I do like the rest of which you said...well, before you talked about Mubarak at stuff. About rights being absolutes, not subject to preferences. But 'right to practice one's religion' is thorny. Religious practices overstep human rights many times. If someone says "well, I think we should stone adulterers, that's my religious right" you really have to prioritize which are the rights that are more important.

Reply

karcy February 7 2012, 02:09:37 UTC
Oh, and I really dislike switching lane incidences. I had one recently, although not quite as bad. Switched lanes and didn't see the motorcyclist behind me. He was so pissed off, he broke my rear-view mirror as revenge.

Reply

napoleonofnerds February 7 2012, 02:48:27 UTC
See my comment above. You both missed the word elective earlier in the paragraph, which means the use I'm talking about actually is that narrow.

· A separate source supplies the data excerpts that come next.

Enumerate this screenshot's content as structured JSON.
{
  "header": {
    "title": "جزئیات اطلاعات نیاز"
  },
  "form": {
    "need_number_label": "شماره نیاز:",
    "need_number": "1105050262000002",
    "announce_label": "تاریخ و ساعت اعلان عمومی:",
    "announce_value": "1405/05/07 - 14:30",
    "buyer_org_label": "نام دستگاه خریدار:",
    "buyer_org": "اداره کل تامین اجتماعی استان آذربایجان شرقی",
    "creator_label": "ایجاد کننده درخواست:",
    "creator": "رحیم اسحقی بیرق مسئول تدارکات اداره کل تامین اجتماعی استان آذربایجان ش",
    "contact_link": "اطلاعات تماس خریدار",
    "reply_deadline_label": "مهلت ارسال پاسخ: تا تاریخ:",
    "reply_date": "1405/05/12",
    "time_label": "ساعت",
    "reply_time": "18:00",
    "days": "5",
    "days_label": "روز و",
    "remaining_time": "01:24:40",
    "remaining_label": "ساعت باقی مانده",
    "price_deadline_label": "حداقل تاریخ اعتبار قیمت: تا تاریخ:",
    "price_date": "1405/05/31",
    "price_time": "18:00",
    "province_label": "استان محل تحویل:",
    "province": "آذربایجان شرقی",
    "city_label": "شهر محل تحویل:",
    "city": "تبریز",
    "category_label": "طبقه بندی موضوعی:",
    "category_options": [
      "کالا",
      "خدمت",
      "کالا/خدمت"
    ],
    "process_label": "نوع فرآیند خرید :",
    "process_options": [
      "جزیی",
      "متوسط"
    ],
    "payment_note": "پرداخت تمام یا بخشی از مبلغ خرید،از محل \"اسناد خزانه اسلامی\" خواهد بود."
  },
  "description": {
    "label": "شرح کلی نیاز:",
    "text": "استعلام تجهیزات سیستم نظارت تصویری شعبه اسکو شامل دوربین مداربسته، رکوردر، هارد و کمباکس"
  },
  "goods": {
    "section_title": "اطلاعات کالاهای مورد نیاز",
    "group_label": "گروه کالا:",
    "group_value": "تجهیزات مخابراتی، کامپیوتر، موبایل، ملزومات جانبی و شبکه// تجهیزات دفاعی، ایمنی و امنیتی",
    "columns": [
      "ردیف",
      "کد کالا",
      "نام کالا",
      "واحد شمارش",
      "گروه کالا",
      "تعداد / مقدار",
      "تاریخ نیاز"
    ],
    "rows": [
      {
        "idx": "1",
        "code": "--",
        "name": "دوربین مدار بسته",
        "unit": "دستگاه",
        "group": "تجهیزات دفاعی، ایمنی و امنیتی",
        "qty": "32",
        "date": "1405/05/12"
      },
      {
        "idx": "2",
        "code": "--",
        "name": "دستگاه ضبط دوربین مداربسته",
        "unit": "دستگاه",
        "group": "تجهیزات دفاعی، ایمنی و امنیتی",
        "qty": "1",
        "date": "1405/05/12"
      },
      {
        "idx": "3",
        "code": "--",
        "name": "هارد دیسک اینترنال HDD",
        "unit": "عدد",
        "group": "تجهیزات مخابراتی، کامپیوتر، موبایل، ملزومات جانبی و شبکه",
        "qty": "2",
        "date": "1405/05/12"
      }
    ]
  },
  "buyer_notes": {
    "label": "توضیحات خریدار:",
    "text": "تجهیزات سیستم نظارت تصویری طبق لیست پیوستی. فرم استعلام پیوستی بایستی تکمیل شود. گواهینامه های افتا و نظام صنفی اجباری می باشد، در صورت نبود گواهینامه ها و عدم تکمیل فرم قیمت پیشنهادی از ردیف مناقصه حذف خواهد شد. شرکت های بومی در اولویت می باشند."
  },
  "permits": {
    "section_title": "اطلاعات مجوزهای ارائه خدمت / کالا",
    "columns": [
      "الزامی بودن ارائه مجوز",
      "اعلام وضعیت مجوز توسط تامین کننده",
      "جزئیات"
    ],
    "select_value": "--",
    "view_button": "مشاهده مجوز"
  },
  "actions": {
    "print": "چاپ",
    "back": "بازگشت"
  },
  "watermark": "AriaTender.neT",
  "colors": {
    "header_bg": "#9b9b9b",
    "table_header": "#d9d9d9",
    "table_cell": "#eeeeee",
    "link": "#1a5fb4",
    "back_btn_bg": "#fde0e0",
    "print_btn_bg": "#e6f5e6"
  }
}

All criminal penalties are a matter of law. Both Sharia and Torah law were legislating for both religion and for civil society. A modern civil society could adopt those legal traditions (though they rather clearly shouldn't), but the conflation of law with doctrine is a real problem, particularly in Islam.

Reply

karcy February 7 2012, 03:00:16 UTC
There's also the issue of whether it's right to create different standards of legal morals / ethics for different communities in the same country. I guess it's more of a UK / Commonwealth thing though, because the basic idea was that you could have one main legal system and little communities could practice their community laws, but eventually you find a situation where the community becomes big enough and then you have two or more legal systems functioning at the same time. I think the US Catholic contraceptive issue isn't going in the same direction, though, which is a good thing -- it's all or nothing, which is the best way of going about it imho.

Reply


iohanne February 7 2012, 03:53:06 UTC
Yeah. You guys get this mandate. We get the Diamond Jubilee of our Queen. =) Between you and me, the start of 2012 goes to the Canadians.

Still praying for your injuries. =(

Reply

napoleonofnerds February 7 2012, 04:31:12 UTC
Thanks. I've been praying for you, too. We'll have to catch up, see how we're both doing.

And yeah, this definitely goes to the Canadians, as so many contests do.